Several limitations exist in our study for the early prediction of DRG-based hospital cost. First, we only examined data from one medical center in the United States. Though MIMIC-III contains a large number of patients and the study design is at hospital level, the dataset is still limited in location and patient representativeness. Due to the data de-identification, we were not able to apply DRG weight mapping to the exact fiscal year, so we used the official DRG weights published for fiscal year 2013 given MIMIC-III collected data until 2012. Second, the focus on ICU patients also leaves room for further exploration, including input data and predictor selection. On the one hand, the acute conditions of ICU patients are more dynamic and less predictable, and strong performances on them may indicate the capacity of the approach to model other inpatients, which should be studied. On the other hand, intensive care for ICU patients usually generates more data than other inpatients, providing more signals for a learning model. Sufficient data is vital for proper modeling and hence further investigation is necessary to explore the possible trade-off between disease severity and data availability on new patient populations.

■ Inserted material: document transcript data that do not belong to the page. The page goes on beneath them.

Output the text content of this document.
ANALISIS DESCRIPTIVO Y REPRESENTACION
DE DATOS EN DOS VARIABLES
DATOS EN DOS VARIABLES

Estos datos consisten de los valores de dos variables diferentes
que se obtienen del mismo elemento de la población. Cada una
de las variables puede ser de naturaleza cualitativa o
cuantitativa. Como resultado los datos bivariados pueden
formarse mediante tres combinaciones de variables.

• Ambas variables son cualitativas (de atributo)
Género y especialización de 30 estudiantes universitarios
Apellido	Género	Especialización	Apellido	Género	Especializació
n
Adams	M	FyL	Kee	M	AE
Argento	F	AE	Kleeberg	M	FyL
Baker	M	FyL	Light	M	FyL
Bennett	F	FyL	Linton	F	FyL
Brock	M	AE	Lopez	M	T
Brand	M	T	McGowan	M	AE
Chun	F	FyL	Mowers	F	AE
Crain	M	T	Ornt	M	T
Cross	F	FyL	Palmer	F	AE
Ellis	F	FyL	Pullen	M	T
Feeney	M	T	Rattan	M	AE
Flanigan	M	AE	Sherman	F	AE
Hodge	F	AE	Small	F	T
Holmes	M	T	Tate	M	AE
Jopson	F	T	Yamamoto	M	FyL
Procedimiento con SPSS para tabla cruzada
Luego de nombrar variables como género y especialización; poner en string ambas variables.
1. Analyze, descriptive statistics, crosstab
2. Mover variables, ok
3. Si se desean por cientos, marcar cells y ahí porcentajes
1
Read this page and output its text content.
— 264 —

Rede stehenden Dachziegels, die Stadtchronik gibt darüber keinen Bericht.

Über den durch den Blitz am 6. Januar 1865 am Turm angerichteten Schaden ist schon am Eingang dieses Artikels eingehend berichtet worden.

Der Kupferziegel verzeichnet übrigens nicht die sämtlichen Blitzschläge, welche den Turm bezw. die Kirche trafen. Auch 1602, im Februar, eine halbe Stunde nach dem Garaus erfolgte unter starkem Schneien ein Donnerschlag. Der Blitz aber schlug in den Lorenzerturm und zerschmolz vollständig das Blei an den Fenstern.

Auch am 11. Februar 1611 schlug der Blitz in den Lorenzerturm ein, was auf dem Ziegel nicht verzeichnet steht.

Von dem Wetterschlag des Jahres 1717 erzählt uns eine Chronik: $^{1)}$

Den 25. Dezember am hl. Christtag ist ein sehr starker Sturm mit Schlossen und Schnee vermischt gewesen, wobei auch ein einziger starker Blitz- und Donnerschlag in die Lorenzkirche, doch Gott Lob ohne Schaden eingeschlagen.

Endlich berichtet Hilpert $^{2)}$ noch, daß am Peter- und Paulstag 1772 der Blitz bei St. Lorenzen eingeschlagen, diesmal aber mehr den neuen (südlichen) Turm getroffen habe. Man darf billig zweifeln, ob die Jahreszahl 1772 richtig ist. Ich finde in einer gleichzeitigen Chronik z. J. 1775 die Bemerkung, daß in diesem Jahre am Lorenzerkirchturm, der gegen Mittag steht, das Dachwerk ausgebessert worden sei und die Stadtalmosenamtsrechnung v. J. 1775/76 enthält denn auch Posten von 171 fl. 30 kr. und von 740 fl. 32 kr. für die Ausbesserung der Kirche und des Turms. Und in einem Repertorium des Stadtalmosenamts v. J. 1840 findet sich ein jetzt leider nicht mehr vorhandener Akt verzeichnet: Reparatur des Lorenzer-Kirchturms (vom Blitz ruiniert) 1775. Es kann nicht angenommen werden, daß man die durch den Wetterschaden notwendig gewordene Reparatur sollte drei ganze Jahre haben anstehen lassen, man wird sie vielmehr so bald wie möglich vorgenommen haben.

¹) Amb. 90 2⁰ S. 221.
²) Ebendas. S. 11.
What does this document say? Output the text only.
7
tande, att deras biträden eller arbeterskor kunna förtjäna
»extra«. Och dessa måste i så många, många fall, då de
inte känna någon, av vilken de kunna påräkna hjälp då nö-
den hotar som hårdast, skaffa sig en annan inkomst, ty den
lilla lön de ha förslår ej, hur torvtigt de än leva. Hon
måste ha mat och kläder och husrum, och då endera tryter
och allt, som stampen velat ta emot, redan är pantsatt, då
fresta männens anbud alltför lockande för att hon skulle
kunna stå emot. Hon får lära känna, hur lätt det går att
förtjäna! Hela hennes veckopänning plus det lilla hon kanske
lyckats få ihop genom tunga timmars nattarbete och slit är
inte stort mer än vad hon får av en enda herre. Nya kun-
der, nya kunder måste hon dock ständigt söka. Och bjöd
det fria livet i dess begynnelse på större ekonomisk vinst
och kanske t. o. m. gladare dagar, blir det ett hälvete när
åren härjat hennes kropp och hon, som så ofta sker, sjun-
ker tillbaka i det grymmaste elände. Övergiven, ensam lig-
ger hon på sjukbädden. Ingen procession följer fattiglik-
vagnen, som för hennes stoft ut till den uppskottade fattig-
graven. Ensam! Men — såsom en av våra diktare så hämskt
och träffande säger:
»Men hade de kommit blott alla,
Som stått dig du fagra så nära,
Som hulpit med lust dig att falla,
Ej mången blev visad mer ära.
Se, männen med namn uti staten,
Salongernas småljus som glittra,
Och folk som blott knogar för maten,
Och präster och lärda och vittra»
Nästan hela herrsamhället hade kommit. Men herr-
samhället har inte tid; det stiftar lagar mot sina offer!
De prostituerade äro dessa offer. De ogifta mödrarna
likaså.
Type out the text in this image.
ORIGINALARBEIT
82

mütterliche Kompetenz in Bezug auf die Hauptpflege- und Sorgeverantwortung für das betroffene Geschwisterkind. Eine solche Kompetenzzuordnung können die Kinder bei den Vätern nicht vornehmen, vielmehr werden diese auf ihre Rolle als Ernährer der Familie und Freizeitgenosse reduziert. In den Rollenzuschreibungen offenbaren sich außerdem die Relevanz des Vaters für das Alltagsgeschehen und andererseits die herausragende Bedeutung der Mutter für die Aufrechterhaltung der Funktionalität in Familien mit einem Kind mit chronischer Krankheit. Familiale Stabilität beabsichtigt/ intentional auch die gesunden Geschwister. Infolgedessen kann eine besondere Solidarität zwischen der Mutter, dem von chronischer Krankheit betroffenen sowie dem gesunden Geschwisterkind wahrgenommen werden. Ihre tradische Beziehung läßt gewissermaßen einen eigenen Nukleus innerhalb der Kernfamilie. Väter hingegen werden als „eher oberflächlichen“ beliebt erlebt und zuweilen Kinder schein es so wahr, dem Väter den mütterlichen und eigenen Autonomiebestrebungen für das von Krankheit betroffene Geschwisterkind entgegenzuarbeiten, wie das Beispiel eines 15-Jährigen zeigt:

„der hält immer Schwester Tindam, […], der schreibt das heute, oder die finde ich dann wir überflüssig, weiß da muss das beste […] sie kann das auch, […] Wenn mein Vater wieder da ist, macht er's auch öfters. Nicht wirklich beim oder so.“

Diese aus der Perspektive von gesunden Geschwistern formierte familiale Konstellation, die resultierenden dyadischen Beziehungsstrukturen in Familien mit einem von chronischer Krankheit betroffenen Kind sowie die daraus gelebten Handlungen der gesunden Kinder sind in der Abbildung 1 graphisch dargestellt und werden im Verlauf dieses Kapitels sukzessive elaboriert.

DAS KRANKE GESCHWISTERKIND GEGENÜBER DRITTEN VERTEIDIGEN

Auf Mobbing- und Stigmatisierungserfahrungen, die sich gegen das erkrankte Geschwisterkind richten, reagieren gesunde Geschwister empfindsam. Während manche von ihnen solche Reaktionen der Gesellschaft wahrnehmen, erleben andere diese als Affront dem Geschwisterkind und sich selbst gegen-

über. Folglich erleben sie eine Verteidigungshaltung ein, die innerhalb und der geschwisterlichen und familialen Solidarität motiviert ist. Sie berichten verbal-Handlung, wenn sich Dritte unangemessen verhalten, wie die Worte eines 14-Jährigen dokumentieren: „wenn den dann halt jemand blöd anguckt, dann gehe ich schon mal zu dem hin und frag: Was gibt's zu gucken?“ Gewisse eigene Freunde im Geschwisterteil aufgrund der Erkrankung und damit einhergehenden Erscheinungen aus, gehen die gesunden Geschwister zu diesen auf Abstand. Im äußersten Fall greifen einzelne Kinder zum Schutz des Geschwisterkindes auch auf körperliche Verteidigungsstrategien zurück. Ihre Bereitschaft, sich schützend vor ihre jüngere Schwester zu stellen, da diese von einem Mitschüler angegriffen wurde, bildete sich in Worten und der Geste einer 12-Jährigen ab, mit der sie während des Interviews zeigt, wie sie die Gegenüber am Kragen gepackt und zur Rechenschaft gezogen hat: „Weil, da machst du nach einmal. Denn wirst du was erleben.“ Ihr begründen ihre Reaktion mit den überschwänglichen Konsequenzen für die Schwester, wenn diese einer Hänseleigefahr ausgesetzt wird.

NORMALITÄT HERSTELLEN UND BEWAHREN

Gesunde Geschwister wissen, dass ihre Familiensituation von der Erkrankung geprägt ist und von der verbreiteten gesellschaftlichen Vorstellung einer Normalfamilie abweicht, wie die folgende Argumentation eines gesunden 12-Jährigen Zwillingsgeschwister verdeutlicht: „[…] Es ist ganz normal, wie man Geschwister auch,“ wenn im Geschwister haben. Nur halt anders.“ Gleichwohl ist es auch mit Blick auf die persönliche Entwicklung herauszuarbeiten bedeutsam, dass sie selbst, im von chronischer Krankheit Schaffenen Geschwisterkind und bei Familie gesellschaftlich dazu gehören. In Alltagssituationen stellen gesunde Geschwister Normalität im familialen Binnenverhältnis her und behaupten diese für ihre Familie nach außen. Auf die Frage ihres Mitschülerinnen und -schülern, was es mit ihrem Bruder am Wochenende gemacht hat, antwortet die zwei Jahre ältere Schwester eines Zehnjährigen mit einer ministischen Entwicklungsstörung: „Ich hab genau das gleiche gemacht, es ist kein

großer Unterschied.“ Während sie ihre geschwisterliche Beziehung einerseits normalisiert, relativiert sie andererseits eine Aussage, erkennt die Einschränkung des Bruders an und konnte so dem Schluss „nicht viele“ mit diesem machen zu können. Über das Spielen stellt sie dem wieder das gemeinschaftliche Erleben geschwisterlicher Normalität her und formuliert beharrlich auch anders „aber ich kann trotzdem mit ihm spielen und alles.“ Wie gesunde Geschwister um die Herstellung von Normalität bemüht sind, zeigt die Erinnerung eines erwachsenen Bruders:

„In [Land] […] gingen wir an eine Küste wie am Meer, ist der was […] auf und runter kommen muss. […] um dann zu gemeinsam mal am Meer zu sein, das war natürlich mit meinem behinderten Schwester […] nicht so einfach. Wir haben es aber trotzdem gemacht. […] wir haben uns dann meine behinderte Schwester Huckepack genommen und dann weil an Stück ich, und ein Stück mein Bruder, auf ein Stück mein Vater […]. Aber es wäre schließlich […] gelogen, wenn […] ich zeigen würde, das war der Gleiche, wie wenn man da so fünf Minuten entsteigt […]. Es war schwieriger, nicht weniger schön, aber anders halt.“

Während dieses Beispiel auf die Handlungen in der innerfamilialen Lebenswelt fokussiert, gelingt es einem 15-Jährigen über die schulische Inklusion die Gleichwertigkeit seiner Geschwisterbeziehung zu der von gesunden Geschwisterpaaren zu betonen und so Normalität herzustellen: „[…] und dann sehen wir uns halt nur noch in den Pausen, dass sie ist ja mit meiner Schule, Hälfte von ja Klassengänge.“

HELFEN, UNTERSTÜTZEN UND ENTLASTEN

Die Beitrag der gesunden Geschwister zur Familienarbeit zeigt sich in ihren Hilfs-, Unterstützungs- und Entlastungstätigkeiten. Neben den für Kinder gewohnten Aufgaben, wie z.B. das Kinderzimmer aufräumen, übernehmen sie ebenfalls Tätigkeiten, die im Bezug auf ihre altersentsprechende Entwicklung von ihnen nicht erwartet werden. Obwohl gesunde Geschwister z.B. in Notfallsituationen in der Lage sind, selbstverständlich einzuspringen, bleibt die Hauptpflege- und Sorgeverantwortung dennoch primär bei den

Thirdly, though achieving favorable results on population CMI, the modeling method of clinical notes remains to be improved to make more accurate DRG predictions at an individual level. Early DRG prediction involves several challenges, including extracting diagnostic evidence, identifying major or negligible comorbidities, handling rare or unseen test DRGs, and modeling dynamic patient trajectories. This will require further innovations with consideration of the task and the characteristics of clinical text. As shown in the case analyses, CC and MCC play significant roles in the DRG payment but are challenging to differentiate based on text. The different clinical functions reflected in the texts could be one reason for the difficulty; for example, a radiology report can describe a radiograph for diagnostic purposes or for examination purposes (i.e., if catheterization is performed appropriately). Future work could consider modeling different types of clinical texts with separate modules instead of modeling the concatenated notes. This could also alleviate the impact of input length on Transformer-based models like BERT, which we believe was the main constraint for BERT to outperform the simpler CAML. As we also found domain adaptation improved BERT performances (see ClinicalBERT scores in Supplementary Table 4), a domain-specific efficient BERT, like Longformer30, may achieve much better performance on the task. In addition, the ontological structure of DRG could provide information to handle rare DRGs in few-shot and zero-shot learning scenarios, which are shown to be applicable in automatic ICD coding31. Finally, the efficacy of the NLP approach remains to be investigated in other data sets, including those in languages other than English.